Надо сказать, что Поплавский демонстрирует хорошее знание биографии французского поэта (хотя пишет его имя неправильно — Artur Rimbo): он осведомлен и о путешествии Рембо вместе с Верленом в Лондон, и о последующей его африканской одиссее. Впрочем, в Конго Рембо никогда не был, но понятно, что название этой страны упоминается Поплавским только потому, что рифмуется с Лондоном [220] . Интерес к перипетиям жизни Рембо и, разумеется, к его творчеству Поплавский сохраняет и во время работы над романом «Аполлон Безобразов» [221] , что особенно ощущается в первом варианте финала, опубликованном в пятом номере журнала «Числа» за 1931 год. Обычно при анализе этих глав исследователи следуют за Владимиром Вейдле, отметившим влияние, оказанное на Поплавского «Повестью о приключениях Артура Гордона Пима» Эдгара По [222] . Это влияние кажется бесспорным, и нам еще представится случай в этом убедиться. К тому же следует согласиться и с Еленой Менегальдо, указавшей, что в первом финале романа слышатся отголоски и других текстов американского писателя — рассказов «Низвержение в Мальстрем» и «Рукопись, найденная в бутылке» ( Неизданное, 467).
220
В Африке, а также на Мадагаскаре, в Индии и в Китае побывала сестра Бориса — поэтесса Наталья Поплавская (см.: Неизданное, 425).
221
Например, 23 января 1930 г. на собрании «Кочевья» он произнес доклад «Блок и Рембо». По-видимому, Поплавский развил в нем мысль, высказанную им еще в докладе о «Петербургских зимах» Г. Иванова (2 мая 1929 г.): «Рембо и Блок — гении Формы и Жалости. (Рембо был метафизиком от природы, но он был жесток и отходил в даль постигания, и все умирало и останавливалось за ним.)

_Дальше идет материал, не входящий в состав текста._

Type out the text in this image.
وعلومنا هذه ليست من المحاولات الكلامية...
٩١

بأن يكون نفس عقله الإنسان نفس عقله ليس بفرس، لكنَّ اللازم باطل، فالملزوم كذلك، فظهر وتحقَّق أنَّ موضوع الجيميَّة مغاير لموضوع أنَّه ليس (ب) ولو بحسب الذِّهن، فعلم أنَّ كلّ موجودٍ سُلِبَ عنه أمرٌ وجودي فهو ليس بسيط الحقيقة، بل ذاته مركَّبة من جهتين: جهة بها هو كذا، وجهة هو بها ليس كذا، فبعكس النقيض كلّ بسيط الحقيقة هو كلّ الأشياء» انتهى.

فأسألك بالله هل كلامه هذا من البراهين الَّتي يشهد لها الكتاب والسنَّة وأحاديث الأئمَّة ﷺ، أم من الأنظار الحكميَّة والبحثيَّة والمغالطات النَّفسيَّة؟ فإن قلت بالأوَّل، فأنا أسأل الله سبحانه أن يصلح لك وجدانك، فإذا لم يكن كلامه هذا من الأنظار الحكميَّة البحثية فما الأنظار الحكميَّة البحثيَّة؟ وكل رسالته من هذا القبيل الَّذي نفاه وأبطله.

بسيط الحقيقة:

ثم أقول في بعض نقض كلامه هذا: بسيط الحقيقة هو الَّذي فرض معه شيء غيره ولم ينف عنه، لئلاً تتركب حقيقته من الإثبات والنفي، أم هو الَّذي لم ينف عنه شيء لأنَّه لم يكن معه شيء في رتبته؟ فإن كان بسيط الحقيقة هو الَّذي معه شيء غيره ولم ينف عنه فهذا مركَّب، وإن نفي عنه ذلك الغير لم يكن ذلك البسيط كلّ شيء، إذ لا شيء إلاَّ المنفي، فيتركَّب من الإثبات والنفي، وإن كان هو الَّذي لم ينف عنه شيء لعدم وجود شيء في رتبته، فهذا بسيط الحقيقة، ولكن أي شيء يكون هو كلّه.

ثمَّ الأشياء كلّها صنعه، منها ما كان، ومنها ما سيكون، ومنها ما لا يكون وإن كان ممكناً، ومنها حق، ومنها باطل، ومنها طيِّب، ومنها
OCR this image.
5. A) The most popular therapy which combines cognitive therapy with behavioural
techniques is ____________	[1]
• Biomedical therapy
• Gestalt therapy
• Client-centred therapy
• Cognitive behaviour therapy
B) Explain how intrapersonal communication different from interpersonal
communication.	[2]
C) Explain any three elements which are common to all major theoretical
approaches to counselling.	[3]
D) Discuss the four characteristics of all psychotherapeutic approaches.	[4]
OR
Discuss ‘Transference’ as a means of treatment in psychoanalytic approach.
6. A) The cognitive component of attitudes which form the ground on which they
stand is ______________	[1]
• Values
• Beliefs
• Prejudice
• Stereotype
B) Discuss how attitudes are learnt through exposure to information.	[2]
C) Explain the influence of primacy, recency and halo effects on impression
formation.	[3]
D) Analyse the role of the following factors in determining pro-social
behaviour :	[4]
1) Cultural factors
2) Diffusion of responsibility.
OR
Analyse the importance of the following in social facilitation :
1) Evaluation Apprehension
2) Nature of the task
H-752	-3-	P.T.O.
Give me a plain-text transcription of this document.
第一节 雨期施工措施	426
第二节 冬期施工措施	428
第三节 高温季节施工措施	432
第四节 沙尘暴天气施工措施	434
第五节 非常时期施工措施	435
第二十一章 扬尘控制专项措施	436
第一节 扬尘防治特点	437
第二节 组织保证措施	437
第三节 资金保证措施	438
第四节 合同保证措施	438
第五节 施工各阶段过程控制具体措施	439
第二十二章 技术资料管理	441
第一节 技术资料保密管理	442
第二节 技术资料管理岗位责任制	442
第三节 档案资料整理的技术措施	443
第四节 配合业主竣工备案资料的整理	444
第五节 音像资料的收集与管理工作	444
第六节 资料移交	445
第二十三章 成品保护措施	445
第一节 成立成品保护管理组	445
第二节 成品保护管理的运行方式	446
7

Поэтому Рембо — гений, но можно его и не читать, ибо он не писал о самом главном, в то время как позор не читать Блока, и это невозможно» ( Неизданное, 253).
Ср. запись сентября-октября 1929 г.: «Близок Рембо, Блок кажется пошляком» (цит. по: Вишневский А.Перехваченные письма. С. 166).
222
Вейдле В. В.Три сборника стихов. Борис Поплавский. «Флаги». Изд-во «Числа» // Возрождение. 1931. 12 марта. № 2109.
И все же интертекстуальное «поле» последних глав романа Поплавского не исчерпывается этими текстами; в него должно быть включено и знаменитое стихотворение Рембо «Пьяный корабль» [223] , которое также насыщено аллюзиями на «Артура Гордона Пима» и «Низвержение в Мальстрем».
Обратимся прежде всего к главе 22, называющейся «Где солнце заходит в море». В ней описывается начало путешествия на Восток компании друзей, в которую входят рассказчик (Васенька), Аполлон Безобразов, Тереза, Тихон Богомилов и персонаж, прозванный Авероэсом (он же маркиз), человек с «прямо-таки фантастической биографией» ( Аполлон Безобразов, 128). Герои едут на поезде, пересекающем «варварские страны Центральной Европы» ( Неизданное,367) и прибывающем в конце пути в Константинополь. Выбор Константинополя понятен — там Борис жил с отцом и оттуда отправился морем во Францию. Страницы из константинопольского дневника [224] свидетельствуют об интересе начинающего поэта к мистическим трудам Бёме, Блаватской, Ч. Ледбитера, Р. Штайнера, Г. Гурджиева, П. Успенского. В Париже, не утратив тяги к эзотерике, Поплавский быстро приходит к осознанию того, что его духовные поиски требуют выхода за рамки собственно теософской доктрины [225] . К тому же меняется и круг его общения: теперь его окружают представители монпарнасской богемы. В данной перспективе путешествие героев «Аполлона Безобразова» в Константинополь предстает как символический отказ от парижского интеллектуального и артистического опыта и как попытка вернуться к истокам, в то состояние «непрестанного бдения», которое было свойственно «неистово-блаженному» константинопольскому периоду ( Неизданное, 138).
223
«Развернутой реминисценцией, интегрирующей „Пьяный корабль“ и „Плаванье“, является финальное путешествие героев „Аполлона Безобразова“ (в первом варианте романа», — отмечает Ю. В. Матвеева (Самосознание поколения в творчестве писателей-младоэмигрантов. Екатеринбург: Изд-во Уральского унт-та, 2008. С. 69), однако этим наблюдением и ограничивается. Матвеева идет вслед за Н. В. Баркове кой, указавшей на влияние, которое оказали на Поплавского цикл «Плаванье» Бодлера (точнее «Путешествие» (Voyage) из «Цветов зла») и «Пьяный корабль» с «его образами шторма, пламенных дней, грозовых сполохов, серебряных льдов, лазури и облаков» (Стилевой импульс «бестактности» в творчестве Б. Ю. Поплавского // XX век. Литература. Стиль: Стилевые закономерности русской литературы XX века (1900–1950) / Отв. ред. В. В. Эйдинова. Екатеринбург, 1998. Вып. 3. С. 104–114).
224
См.: Лапаева Н. Б.Стамбул в «Константинопольском дневнике» Бориса Поплавского: поиски себя в «декорациях» вечного города // Восток-Запад в русской литературе XI–XXI веков. Стамбул, 2009. С. 100—107
225
В 1922 году в Берлине Борис записал в дневнике: «С одной стороны, великая тоска и пустота доказывали, что годы безумия были не бесплодны, но в глубине [религиозной?] души росло чувство какой-то ошибки и смутно томило. Теперь, после стольких перемен, все стало ясно для меня: в начале всякой теософической карьеры первое горение есть чаще всего безудержное желание роста, которое в конце концов тот же земной, пошлый Бог под другим лицом, ибо самолюбие имеет много форм и, погибнув, видимо, под одной, оно появляется вновь под другой» ( Неизданное, 138–139).